Given what you’ve seen on ultrasound, your intern decides that he is armed with enough information to call ophthalmology and get the patient admitted before the witching hour. As predicted, the ophthalmology fellow on call says “Sure, I’ll come by and see the patient…but can you order a CT scan of his orbits for me?” Attempts to talk the fellow out of exposing the patient to additional radiation are met with profound resistance. Your intern decides its time to start choosing his battles. He orders the CT scan per the ophthalmologist’s request (right image), with the contingency that the fellow will start working on the patient’s admission orders. He was right of course – the CT gives no additional information. He then decides it’s time to call back the internal medicine team for his previous admissions.
You are tickled with pride as you hear your intern say, “Hey, I originally had three admissions for you, but I was able to get ophthalmology to take one of them. Let me tell you about the other two we want admitted for further workup in the hospital…” The internal medicine team decides not to argue with that logic, and your intern was able to arrange for appropriate dispositions for all three patients within a matter of minutes. Patting him on the back for a job well done, you advise him he has just earned the right to add the title of “expert salesman” onto his list of titles and job descriptions.
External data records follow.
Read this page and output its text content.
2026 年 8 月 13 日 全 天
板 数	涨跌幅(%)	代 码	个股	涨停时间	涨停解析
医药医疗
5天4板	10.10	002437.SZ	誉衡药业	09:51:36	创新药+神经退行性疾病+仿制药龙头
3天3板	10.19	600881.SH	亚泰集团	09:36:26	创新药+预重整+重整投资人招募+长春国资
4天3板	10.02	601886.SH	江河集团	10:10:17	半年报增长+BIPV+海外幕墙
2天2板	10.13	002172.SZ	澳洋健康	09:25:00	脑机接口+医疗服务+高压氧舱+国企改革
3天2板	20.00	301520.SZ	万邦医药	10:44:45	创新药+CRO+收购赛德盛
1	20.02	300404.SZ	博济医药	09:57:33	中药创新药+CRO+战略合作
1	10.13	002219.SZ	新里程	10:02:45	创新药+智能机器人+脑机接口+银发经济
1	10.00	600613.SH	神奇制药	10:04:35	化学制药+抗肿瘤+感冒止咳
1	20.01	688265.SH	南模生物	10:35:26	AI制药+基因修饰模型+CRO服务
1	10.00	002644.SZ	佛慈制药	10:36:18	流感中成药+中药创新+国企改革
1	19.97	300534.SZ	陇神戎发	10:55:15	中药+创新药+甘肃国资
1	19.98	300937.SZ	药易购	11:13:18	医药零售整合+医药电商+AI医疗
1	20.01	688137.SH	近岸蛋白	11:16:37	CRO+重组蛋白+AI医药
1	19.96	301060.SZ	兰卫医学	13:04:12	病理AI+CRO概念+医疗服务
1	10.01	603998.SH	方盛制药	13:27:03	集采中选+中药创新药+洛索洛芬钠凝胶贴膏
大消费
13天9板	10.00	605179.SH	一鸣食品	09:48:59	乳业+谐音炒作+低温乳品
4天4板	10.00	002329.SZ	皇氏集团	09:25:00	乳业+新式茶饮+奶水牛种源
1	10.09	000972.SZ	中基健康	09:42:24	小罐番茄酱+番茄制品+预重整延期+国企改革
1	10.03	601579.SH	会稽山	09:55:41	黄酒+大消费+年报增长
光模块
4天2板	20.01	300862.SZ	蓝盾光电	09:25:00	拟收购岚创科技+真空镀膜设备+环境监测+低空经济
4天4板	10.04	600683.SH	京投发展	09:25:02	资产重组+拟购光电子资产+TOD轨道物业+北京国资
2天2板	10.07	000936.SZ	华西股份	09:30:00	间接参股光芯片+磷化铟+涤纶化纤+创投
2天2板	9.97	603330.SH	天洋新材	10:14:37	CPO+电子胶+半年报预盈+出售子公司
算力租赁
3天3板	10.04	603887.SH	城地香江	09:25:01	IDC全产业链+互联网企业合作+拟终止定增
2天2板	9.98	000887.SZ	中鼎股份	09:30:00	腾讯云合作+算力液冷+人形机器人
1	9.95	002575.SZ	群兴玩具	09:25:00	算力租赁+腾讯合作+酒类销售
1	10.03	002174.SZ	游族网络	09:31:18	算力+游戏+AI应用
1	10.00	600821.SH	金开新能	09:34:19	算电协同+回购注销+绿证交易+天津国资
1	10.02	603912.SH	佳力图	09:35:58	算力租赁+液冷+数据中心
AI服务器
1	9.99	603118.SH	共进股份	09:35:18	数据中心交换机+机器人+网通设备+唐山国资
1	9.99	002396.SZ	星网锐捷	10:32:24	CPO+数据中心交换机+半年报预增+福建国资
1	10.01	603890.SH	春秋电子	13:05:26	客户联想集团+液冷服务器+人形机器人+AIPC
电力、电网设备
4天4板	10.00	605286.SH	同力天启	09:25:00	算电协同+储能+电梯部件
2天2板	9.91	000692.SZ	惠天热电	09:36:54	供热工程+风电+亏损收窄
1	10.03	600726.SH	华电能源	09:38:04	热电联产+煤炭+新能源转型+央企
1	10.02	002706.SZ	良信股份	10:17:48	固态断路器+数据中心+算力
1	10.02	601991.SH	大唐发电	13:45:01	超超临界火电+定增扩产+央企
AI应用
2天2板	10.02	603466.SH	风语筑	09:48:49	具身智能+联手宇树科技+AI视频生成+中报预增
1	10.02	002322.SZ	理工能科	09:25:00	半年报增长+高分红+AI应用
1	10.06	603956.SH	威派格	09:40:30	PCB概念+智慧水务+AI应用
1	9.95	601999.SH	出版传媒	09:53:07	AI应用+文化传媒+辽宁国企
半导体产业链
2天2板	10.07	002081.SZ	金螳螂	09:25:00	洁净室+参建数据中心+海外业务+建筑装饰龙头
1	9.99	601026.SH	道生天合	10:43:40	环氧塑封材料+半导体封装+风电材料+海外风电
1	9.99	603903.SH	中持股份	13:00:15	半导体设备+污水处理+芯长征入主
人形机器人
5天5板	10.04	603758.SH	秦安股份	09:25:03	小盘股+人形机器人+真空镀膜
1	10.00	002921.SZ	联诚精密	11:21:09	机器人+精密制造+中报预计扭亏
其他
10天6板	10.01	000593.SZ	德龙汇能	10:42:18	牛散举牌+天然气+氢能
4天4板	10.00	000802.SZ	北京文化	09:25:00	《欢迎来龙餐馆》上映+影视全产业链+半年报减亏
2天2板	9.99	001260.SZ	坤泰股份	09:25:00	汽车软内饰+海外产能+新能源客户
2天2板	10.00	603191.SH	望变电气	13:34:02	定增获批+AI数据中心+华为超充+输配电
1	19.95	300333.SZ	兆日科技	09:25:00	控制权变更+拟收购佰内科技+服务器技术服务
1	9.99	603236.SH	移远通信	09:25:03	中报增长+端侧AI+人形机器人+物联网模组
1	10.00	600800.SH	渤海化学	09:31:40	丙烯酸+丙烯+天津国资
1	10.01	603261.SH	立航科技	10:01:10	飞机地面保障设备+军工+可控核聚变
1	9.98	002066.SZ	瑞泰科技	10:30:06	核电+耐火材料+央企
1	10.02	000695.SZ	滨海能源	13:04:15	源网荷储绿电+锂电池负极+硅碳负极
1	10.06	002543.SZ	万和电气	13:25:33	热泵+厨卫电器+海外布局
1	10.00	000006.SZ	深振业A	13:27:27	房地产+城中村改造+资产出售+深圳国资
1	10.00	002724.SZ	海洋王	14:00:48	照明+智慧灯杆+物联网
Tips & Tricks for Performing an Ocular and Periorbital Ultrasound
01 Use a high frequency linear array transducer (10-13 MHz).
02 In most instances, you can place the ultrasound gel directly onto the patient’s closed eyelid to facilitate the exam. You can also place a small Tegaderm dressing over the patient’s eyelid and then apply the gel over the Tegaderm if you want to prevent any contact between the gel and the patient’s eye. The Tegaderm will not pull off eyelashes or eyebrow hairs when it is removed, and it is thin enough to use as a protective eye shield during your scan.
03 If your ultrasound machine does not have an ocular setting, you can use the nerve or small parts setting during your scan.
04 The eye is a great organ to ultrasound. It is a fluid filled structure that provides excellent visualization of the anterior chamber, the lens, the pupil, the posterior chamber, the posterior globe, and the optic nerve.
05 To evaluate the posterior chamber for vitreous hemorrhage or retinal detachment, turn up the gain to achieve the best images.
06 You can perform a periorbital scan to evaluate for cellulitis, abscess, foreign body, or mass. Use plenty of gel to ensure you have a good acoustic window and to minimize air pockets between your probe and the area of interest.
07 Periorbital abscesses will appear similar to other soft tissue abscesses on the body. As you scan towards the area of interest, look for a spherical or elliptical collection of hypoechoic or heterogeneous material. The fluid collection may have a bright, hyperechoic border/capsule along the edges.
08 Abscesses may appear hypoechoic or anechoic during the initial stages of formation. As the inflammatory process progresses, the pus may begin to appear more heterogeneous with a mix of hypoechoic and hyperechoic material swirled together.
09 Differentiating between cellulitis and small abscess pockets may be difficult. Apply a small amount of pressure over the area of interest. Fluid collections secondary to cellulitis will redistribute with pressure. Abscess pockets will not diffuse under pressure.
10 Always obtain images in multiple planes (longitudinal, transverse, oblique) to help define the borders. Use the calipers on the ultrasound machine to calculate the dimensions of the abscess pocket.
11 Utilize contralateral organs and adjacent areas of normal appearing tissue for comparison.
12 With bedside ultrasound, there is no substitute for experience. The more scans you do, the better you will be able to differentiate abnormal from normal, even when you may not be sure exactly what the abnormality is.